Preoccupations beantwoordt hoge verwachting met vurige set
Een podium vol rook, een dreigend sfeertje in de lucht en een smachtend publiek in een volle Helling. Wilco is de grote headliner voor vandaag, maar de post-punkers van Preoccupations die als laatste op de donderdagavond staat geprogrammeerd hebben hoge verwachtingen in te lossen. Na de naamsverandering van Viet Cong kwam er een nieuw, sterk album dat een ietsje meer melodieuzere kant van de band laat zien. Was het op Best Kept Secret misschien nog wat saai, vanavond spat de energie wel van de duistere songs af. De cerebrale klanken van 'Anxiety' zetten de toon voor een set waarin de band laat zien dat het vanavond live nog indrukwekkender kan zijn dan op plaat. Oude Viet Cong-songs worden met gejuich onthaald, de nieuwe met instemmende goedkeuring begroet. De intense vurige set is grauw en donker en die hoge verwachtingen? Die zijn meer dan ingelost. (KB)

Kille melancholie bij Fennesz
Terwijl beneden bezoekers zich verdringen rond de grootste band die Le Guess Who? ooit te gast had (Wilco dus), staat helemaal in de nok van het pand een ervaren Oostenrijker klaar. Christian Fennesz is zijn naam, al kennen de meesten hem alleen van zijn achternaam. Wat hij precies komt spelen weet niemand. De laatste jaren bracht ie immers vooral samenwerkingsprojecten uit, met onder andere Jim O’Rourke (ook een goede bekende van Wilco) en King Midas Sound. Fennesz blijkt een stuk van zo’n dertig minuten in gedachten te hebben, waarin hij de eerste helft vooral leunt op zijn gitaar. Hij staat achter een tafel met zijn laptop en vervlecht de noisey uithalen op zijn snaren direct met de elektronische apparatuur die daaraan verbonden is.

Dit is waarom hij bekend staat: ruwe, verstoorde geluiden, die zonder dat je het doorhebt verzinken in een bad van melancholisch werkende elektronische loops. Al duurt het even voor het zover is, pas de tweede helft van de set komt het amalgaam echt tot stand. Hier hoor je dat hij met dit geluid een voorloper was van acts als Fuck Buttons (de combi metalig hard en melodieus) en The Field (de helende werking van loops), maar met zijn korte, abrupt eindigende set laat Fennesz Le Guess Who? toch wat onbevredigd achter. (AdV)

Le Guess Who? is Deerhoof
Drummer Greg Saunier is met zijn charisma, tomeloze energie en unieke eigen stijl van tempowisselingen, ritmes en onverwachte breaks al fijn om naar te kijken, maar vanavond overtreft hij zichzelf op andere vlakken.

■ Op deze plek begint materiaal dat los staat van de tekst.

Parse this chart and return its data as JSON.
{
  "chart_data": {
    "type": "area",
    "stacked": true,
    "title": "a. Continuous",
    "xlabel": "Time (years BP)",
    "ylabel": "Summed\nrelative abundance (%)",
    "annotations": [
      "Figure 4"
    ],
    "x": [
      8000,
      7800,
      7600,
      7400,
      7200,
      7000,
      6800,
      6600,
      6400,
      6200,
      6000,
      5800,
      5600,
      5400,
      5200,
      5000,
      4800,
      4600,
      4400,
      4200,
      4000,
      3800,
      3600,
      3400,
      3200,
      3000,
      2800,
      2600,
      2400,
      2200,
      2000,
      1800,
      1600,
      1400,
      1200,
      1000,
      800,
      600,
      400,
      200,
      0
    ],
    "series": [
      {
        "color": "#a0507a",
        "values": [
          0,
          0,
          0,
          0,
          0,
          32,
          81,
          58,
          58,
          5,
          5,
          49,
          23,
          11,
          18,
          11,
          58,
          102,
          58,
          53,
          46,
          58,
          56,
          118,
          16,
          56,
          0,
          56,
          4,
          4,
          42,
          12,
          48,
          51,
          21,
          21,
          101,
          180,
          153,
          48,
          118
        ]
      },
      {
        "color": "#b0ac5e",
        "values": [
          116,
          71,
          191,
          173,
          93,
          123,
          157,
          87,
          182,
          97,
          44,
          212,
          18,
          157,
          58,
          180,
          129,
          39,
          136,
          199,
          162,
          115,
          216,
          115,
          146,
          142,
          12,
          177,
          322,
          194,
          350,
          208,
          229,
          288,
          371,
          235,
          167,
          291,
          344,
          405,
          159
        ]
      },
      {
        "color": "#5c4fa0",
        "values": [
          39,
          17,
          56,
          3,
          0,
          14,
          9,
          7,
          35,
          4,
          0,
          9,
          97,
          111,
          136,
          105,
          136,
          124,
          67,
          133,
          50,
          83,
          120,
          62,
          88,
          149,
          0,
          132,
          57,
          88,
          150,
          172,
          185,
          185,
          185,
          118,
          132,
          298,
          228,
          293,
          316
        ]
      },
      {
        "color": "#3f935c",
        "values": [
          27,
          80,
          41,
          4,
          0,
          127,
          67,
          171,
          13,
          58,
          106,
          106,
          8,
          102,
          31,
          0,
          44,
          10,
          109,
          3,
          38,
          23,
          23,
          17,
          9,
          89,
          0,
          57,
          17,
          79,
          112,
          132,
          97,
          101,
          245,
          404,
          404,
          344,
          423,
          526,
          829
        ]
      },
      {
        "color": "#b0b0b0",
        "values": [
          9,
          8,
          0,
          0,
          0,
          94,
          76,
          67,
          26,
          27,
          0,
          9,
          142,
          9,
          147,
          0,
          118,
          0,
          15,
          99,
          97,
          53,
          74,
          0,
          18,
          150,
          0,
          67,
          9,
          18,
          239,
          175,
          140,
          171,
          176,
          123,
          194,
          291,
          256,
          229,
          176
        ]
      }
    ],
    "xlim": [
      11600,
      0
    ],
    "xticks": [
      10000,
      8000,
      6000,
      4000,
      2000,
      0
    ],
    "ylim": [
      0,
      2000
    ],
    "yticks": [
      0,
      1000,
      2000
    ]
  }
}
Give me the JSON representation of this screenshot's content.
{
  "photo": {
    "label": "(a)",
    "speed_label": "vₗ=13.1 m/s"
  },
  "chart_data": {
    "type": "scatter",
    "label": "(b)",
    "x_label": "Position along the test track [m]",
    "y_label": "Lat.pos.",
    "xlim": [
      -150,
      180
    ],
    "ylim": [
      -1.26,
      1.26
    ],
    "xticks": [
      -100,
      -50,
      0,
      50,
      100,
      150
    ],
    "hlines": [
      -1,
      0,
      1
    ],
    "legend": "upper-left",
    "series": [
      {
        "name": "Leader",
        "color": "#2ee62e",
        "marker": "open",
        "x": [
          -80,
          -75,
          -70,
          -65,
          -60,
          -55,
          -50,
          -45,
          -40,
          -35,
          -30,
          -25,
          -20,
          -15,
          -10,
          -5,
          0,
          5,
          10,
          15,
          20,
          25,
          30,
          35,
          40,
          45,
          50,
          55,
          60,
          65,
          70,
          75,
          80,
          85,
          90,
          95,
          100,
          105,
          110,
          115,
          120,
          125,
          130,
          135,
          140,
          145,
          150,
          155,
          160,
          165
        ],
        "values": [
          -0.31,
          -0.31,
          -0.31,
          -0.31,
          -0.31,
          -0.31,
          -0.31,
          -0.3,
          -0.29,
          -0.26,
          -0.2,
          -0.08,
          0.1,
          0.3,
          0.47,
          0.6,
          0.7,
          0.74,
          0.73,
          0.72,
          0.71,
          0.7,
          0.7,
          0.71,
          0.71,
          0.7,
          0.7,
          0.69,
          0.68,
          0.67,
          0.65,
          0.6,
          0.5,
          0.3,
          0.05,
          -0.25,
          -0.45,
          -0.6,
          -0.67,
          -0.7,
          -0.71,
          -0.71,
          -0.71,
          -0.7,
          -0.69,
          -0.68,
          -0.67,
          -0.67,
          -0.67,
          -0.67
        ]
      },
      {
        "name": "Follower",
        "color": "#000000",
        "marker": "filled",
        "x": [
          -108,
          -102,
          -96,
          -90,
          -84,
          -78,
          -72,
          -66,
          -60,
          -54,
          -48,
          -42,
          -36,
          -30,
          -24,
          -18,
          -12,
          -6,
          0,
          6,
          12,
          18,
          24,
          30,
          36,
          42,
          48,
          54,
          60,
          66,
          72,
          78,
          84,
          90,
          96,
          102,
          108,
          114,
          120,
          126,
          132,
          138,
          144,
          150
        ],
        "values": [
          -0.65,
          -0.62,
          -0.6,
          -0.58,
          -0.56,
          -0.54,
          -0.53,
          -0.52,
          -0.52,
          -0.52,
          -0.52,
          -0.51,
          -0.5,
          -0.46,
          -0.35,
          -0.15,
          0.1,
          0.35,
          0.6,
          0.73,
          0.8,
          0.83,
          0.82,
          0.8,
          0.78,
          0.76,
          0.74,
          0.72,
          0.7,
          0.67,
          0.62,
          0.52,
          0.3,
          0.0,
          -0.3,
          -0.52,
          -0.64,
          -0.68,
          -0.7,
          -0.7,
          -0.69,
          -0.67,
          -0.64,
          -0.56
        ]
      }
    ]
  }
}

De Amerikaan kruipt iets over de helft van de set, achter zijn drumstel vandaan en pakt zijn moment. Als een ware komiek hijgt hij even extra na en klungelt hij wat opzichtig met de microfoon, voordat hij van wal steekt. Bij de soundcheck had ‘ie het opeens: ik trakteer Pandora vanavond op een ultrasnelle speedcursus drummen van vijf minuten. Gevoel voor timing? Vlekkeloos. Ad rem? Zeker. Zelfspot? Check. Het laatste slagje wat ons aangeleerd wordt, draagt nu een eigen naam: de Dutch Triplet. Was het optreden dan zó saai dat het dit enigszins melige uitstapje even nodig had? Nee, integendeel. Deerhoof is een beleving. Catchy gitaarhoekjes kunnen zomaar ineens ontaarden in een noisey geheel van verpletterend drumritmes en snoeiharde gitaren, begeleid door de gilletjes van zangeres, bassiste en stuiterbal Satomi Matsuzaki, die in vier verschillende talen zingt. Eigenlijk is Deerhoof dé band voor dit festival: moeilijk in een hokje te duwen, eigenzinnig, onvoorspelbaar en vooral onweerstaanbaar. (JS)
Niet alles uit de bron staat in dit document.